- Born: Birgit Ann-Marie Nordbring 1923
- Died: March 16, 2020 (aged 96)
- Education: Lund University
- Scientific career
- Thesis: Nematode-trapping organs in the fungus arthrobotrys oligospora : formation, structure and function (1974)

= Birgit Nordbring-Hertz =

Swedish scientist (1923–2020)

Birgit Ann-Marie Margareta Nordbring-Hertz, (16 May 1923 – 16 March 2020 in Lund, Sweden) was a Swedish scientist at Lund University known for her work on the interactions between fungi and nematodes.

== Education ==
Nordbring-Hertz graduated with a medical licentiate degree with a thesis on the opportunistic human pathogenic fungus, Candida albicans, 1956 at Lund University, and received a doctorate in microbiology in 1974 at the same university, working on nematode-trapping fungi. After her doctorate she took over responsibility for the department of microbial ecology, a position she held from 1975 until 1989. In 1987, she was promoted to professor at Lund University, and in 1989 she transitioned to an emeritus position. She was the first female professor at the natural science faculty at Lund University.

== Research ==
Nordbring-Hertz's research mainly dealt with a type of microfungi, so-called nematophagous fungi, that infect and digest nematodes. She concentrated on the nematode-trapping fungus Arthrobotrys oligospora. Nordbring-Hertz used scanning electron microscopy to study the trapping organs of A. oligospora. Her early research was concentrated on how trapping organs were induced, apart from nematode touching the hyphae also chemically by small peptides will induce trap formation. Her work was later focussed on specific recognition mechanisms, e.g. by lectins (carbohydrate-binding glycoproteins) on the trap surface that recognise specific carbohydrates on the nematode surface and start the infection process. Her research also examined volatile exudates from nematodes, the fungal plant pathogen Verticillium dahliae, and quantifying the presence of the fungus in soil ecosystems.

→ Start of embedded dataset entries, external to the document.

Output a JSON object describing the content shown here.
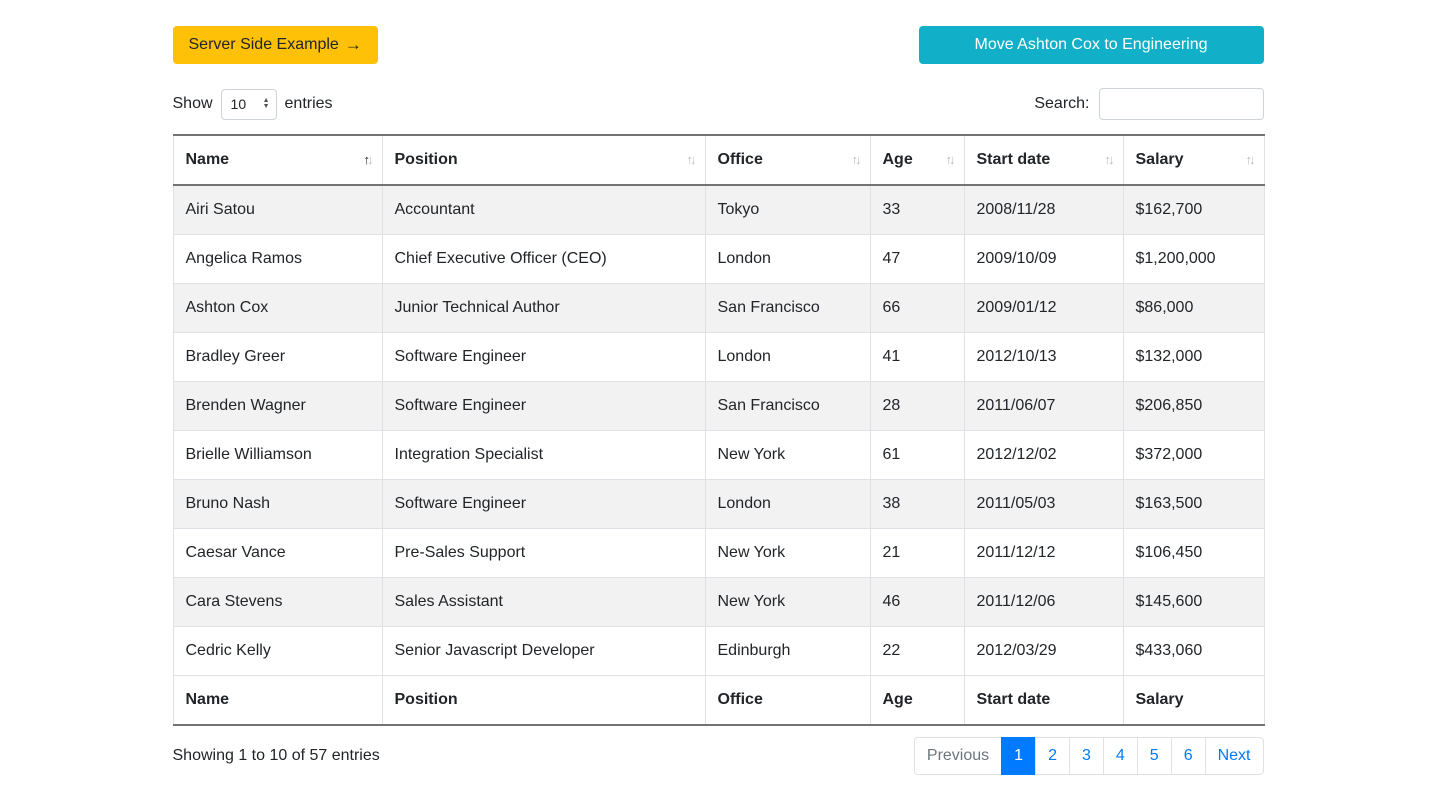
{
  "colors": {
    "warning": "#ffc107",
    "info": "#12b0c8",
    "primary": "#007bff",
    "stripe": "#f2f2f2"
  },
  "icons": {
    "arrow_right": "→",
    "sort_up": "↑",
    "sort_down": "↓",
    "stepper_up": "▲",
    "stepper_down": "▼"
  },
  "buttons": {
    "server_side_label": "Server Side Example",
    "move_ashton_label": "Move Ashton Cox to Engineering"
  },
  "length_control": {
    "show_label": "Show",
    "selected": "10",
    "entries_label": "entries"
  },
  "search": {
    "label": "Search:",
    "value": ""
  },
  "table": {
    "headers": [
      {
        "label": "Name",
        "sort": "asc"
      },
      {
        "label": "Position",
        "sort": "none"
      },
      {
        "label": "Office",
        "sort": "none"
      },
      {
        "label": "Age",
        "sort": "none"
      },
      {
        "label": "Start date",
        "sort": "none"
      },
      {
        "label": "Salary",
        "sort": "none"
      }
    ],
    "rows": [
      [
        "Airi Satou",
        "Accountant",
        "Tokyo",
        "33",
        "2008/11/28",
        "$162,700"
      ],
      [
        "Angelica Ramos",
        "Chief Executive Officer (CEO)",
        "London",
        "47",
        "2009/10/09",
        "$1,200,000"
      ],
      [
        "Ashton Cox",
        "Junior Technical Author",
        "San Francisco",
        "66",
        "2009/01/12",
        "$86,000"
      ],
      [
        "Bradley Greer",
        "Software Engineer",
        "London",
        "41",
        "2012/10/13",
        "$132,000"
      ],
      [
        "Brenden Wagner",
        "Software Engineer",
        "San Francisco",
        "28",
        "2011/06/07",
        "$206,850"
      ],
      [
        "Brielle Williamson",
        "Integration Specialist",
        "New York",
        "61",
        "2012/12/02",
        "$372,000"
      ],
      [
        "Bruno Nash",
        "Software Engineer",
        "London",
        "38",
        "2011/05/03",
        "$163,500"
      ],
      [
        "Caesar Vance",
        "Pre-Sales Support",
        "New York",
        "21",
        "2011/12/12",
        "$106,450"
      ],
      [
        "Cara Stevens",
        "Sales Assistant",
        "New York",
        "46",
        "2011/12/06",
        "$145,600"
      ],
      [
        "Cedric Kelly",
        "Senior Javascript Developer",
        "Edinburgh",
        "22",
        "2012/03/29",
        "$433,060"
      ]
    ],
    "footer": [
      "Name",
      "Position",
      "Office",
      "Age",
      "Start date",
      "Salary"
    ]
  },
  "info": "Showing 1 to 10 of 57 entries",
  "pagination": {
    "previous": "Previous",
    "pages": [
      "1",
      "2",
      "3",
      "4",
      "5",
      "6"
    ],
    "active": "1",
    "next": "Next"
  }
}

== Selected publications ==
- Nordbring-Hertz, Birgit (1972). "Scanning Electron Microscopy of the Nematode-trapping Organs in Arthrobotrys oligospora"
- Nordbring-Hertz, Birgit (1977). "Nematode-Induced Morphogenesis in the Predacious Fungus Arthrobotrys oligospora"
- Nordbring-Hertz, Birgit (1979). "Action of a nematode-trapping fungus shows lectin-mediated host–microorganism interaction"
- Nordbring-Hertz, Birgit (2004). "Morphogenesis in the nematode-trapping fungus Arthrobotrys oligospora - an extensive plasticity of infection structures"
- Nordbring-Hertz, Birgit (2011). "Encyclopedia of Life Sciences"

== Personal life ==
Nordbring-Hertz married in 1953 to a professor in electrical measurement technology, Hellmuth Hertz, and they had two sons, Thomas and Hans Hertz.